Le Tribunal a-t-il conclu erronément que la politique n’enfreignait pas la Loi sur les pensions?
[30] On a conclu dans la décision Nelson qu’il y avait incompatibilité entre la définition du terme « invalidité » au paragraphe 3(1) de la Loi sur les pensions et au chapitre 9 de la Table des invalidités (se reporter également à l’arrêt Nelson c. Canada (Procureur général), 2007 CAF 200, 365 N.R. 267 [Nelson (C.A.F.)]). Au moment où a été rendue la décision Nelson, le chapitre 9 de la Table des invalidités prescrivait ce qui suit :
Il y a invalidité :
(i) lorsque le seuil d'audition moyen (SAM)1 est de 25 décibels ou plus, aux fréquences de 500, 1 000, 2 000 et 3 000 hertz, dans l'oreille droite ou l'oreille gauche;
ou
(ii) lorsque le requérant ne répond pas aux critères précités, et que la perte d'audition est de 50 décibels ou plus à la fréquence de 4 000 hertz dans les deux oreilles.
Une fois l'invalidité établie, il faut déterminer le type d'hypoacousie et s'il est imputable au service.
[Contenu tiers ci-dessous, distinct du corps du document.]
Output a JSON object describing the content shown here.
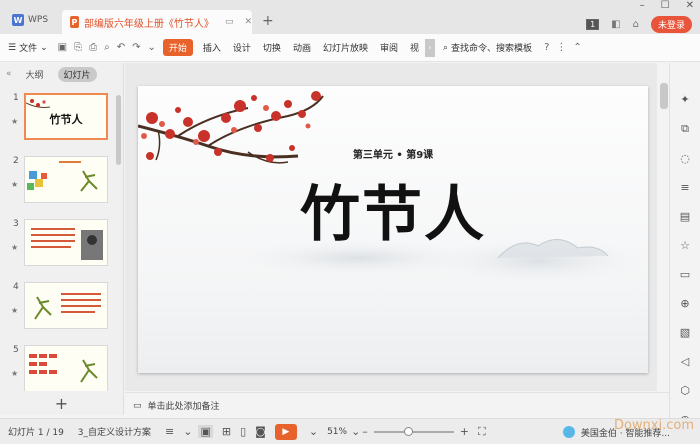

En général, une pension est accordée pour une perte d'audition bilatérale, à moins que des preuves concluantes démontrent que l'hypoacousie n'affecte qu'une oreille et qu'elle est attribuable ou directement liée au service. (Reproduit dans la décision Nelson, au paragraphe 28).
[31] Le Tribunal avait conclu dans cette affaire qu’un demandeur qui était atteint d’hypoacousie, mais qui ne satisfaisait pas à la définition ci-dessus, n’avait pas droit à une pension parce qu’il n’avait pas une invalidité au sens de la définition. L’application de cette définition de l’invalidité plutôt que de celle prévue dans la Loi sur les pensions a été jugée constituer une erreur de droit.
[32] La politique a été révisée depuis qu’a été rendue la décision Nelson (dossier du demandeur, pages 173 à 178), et on y a désormais établi des paramètres servant à déterminer s’il y a audition normale, ou encore hypoacousie entraînant l’incapacité ou diminution du degré d’audition. Le demandeur soutient que l’actuelle politique contrevient toujours à la Loi sur les pensions et fait abstraction du principe énoncé dans Nelson.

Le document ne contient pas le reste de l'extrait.